Metadata-Version: 2.1
Name: numpipe
Version: 0.3.3
Summary: Easily run Python functions in parallel and cache the results
Home-page: UNKNOWN
Author: John Parker
Author-email: japarker@uchicago.edu
License: MIT
Keywords: cache pipeline hdf5 parallel cluster
Platform: UNKNOWN
Classifier: License :: OSI Approved :: MIT License
Classifier: Programming Language :: Python
Classifier: Operating System :: POSIX
Classifier: Operating System :: MacOS
Classifier: Development Status :: 3 - Alpha
Description-Content-Type: text/markdown
Requires-Dist: numpy
Requires-Dist: h5py
Requires-Dist: termcolor
Requires-Dist: toml
Requires-Dist: matplotlib
Requires-Dist: tqdm
Requires-Dist: colorama
Requires-Dist: python-telegram-bot

# NumPipe
NumPipe is a Python software package that makes long-running tasks easier and faster by executing code in embarrassingly parallel and caching the output to HDF5 files.

## Features
* Combine computation and visualization code into single scripts.
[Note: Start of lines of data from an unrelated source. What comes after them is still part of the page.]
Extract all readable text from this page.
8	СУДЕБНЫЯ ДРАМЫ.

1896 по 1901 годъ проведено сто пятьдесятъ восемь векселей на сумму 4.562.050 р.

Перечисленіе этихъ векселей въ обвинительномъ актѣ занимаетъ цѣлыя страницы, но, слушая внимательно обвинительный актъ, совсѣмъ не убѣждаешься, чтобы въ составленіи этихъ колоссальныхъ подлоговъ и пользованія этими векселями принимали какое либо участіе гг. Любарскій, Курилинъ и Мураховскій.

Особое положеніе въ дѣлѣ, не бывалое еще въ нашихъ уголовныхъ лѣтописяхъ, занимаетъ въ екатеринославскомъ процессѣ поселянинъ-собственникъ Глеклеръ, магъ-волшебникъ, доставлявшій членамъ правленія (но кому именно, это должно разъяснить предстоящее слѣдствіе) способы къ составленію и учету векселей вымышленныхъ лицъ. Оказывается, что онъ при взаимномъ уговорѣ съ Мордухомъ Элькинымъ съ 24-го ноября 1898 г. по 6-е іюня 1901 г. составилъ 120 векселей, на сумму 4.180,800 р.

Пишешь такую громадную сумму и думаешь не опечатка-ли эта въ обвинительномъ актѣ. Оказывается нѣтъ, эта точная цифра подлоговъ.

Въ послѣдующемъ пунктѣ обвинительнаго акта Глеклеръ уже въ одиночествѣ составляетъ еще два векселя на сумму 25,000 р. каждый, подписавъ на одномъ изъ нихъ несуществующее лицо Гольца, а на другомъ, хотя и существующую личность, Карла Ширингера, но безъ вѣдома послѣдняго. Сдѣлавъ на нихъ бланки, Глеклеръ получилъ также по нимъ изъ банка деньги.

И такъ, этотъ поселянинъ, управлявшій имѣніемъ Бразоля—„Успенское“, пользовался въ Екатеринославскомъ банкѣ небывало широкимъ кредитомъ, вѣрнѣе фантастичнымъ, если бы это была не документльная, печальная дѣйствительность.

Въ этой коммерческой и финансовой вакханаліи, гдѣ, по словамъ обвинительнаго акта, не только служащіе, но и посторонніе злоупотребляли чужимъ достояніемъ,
Only re-run computations on request
* Use the `yield` statement to return data over time that will be periodically cached to file
* Specify dependencies between cached functions
* Progress bars similar to `tqdm` that work in parallel to show the progress of running tasks
* An optional Telegram Messenger bot that can notify the user of completion and send Matplotlib figures and animations
* Command line arguments to re-run tasks and automatically save Matplotlib figures and animations
* Option to use the Slurm Workload Manager to automatically create and submit an sbatch file (used on many compute clusters)

## Installation
NumPipe can be installed with pip
```shell
pip install numpipe
```

## Examples

### single task
```python
from numpipe import scheduler, pbar
from time import sleep
import matplotlib.pyplot as plt

job = scheduler()

@job.cache
def sim():
    for i in pbar(range(100)):
        sleep(.1)   # long running task...
        yield dict(i=i, x=i**2)

@job.plots
def vis():
    var = job.load(sim)
    plt.plot(var.i, var.x)

if __name__ == '__main__':
    job.run()
```

### parallel tasks
```python
from numpipe import scheduler, pbar
from time import sleep
import matplotlib.pyplot as plt

job = scheduler()

@job.cache
def sim(power):
    for i in pbar(range(100)):
        sleep(.1)   # long running task...
        yield dict(i=i, x=i**power)

@job.plots
def vis():
    for name, var in job.load(sim):
        plt.plot(var.i, var.x)

for i in range(3):
    job.add(sim, power=i)

if __name__ == '__main__':
    job.run()
```
### more examples
See the [examples folder](https://github.com/johnaparker/numpipe/tree/master/examples) for more usage examples

## Command line arguments
```
positional arguments:
  {display,clean,slurm}
    display             display available functions and descriptions
    clean               remove all h5files that are no longer cache functions
    slurm               run on a system with the Slurm Workload Manager

optional arguments:
  -h, --help            show this help message and exit
  -r [RERUN [RERUN ...]], --rerun [RERUN [RERUN ...]]
                        re-run specific cached functions by name
  -f, --force           force over-write any existing cached data
  -d [DELETE [DELETE ...]], --delete [DELETE [DELETE ...]]
                        delete specified cached data
  -e EXCLUDE [EXCLUDE ...], --exclude EXCLUDE [EXCLUDE ...]
                        exclude cached function from being re-run
  --at-end              only run at_end functions
  --no-at-end           don't run at_end functions
  -p [PROCESSES], --processes [PROCESSES]
                        number of processes to use in parallel execution (default: cpu_count)
  -ct CACHE_TIME, --cache_time CACHE_TIME
                        time (in seconds) until data cached data is flushed to file
  --no-deps             do not rerun functions that depend on other reran functions
  --mininterval MININTERVAL
                        time (in seconds) for progress bar mininterval argument
  --notify              send notifications without delay
  --notify-message NOTIFY_MESSAGE
                        send a custom message with other notifications
  --notify-delay NOTIFY_DELAY
                        time (in seconds) before notifications will be sent
  --theme THEME         matplotlib plot theme
  --figures FIGURES [FIGURES ...]
                        which figure numbers to display
  --save [SAVE]         save figures and animations
  --save-format SAVE_FORMAT [SAVE_FORMAT ...]
                        file format for figures
  --save-figs [SAVE_FIGS]
                        save figures
  --save-anims [SAVE_ANIMS]
                        save animations
  --debug               run in debug mode (single process)
```

## License
NumPipe is licensed under the terms of the MIT license.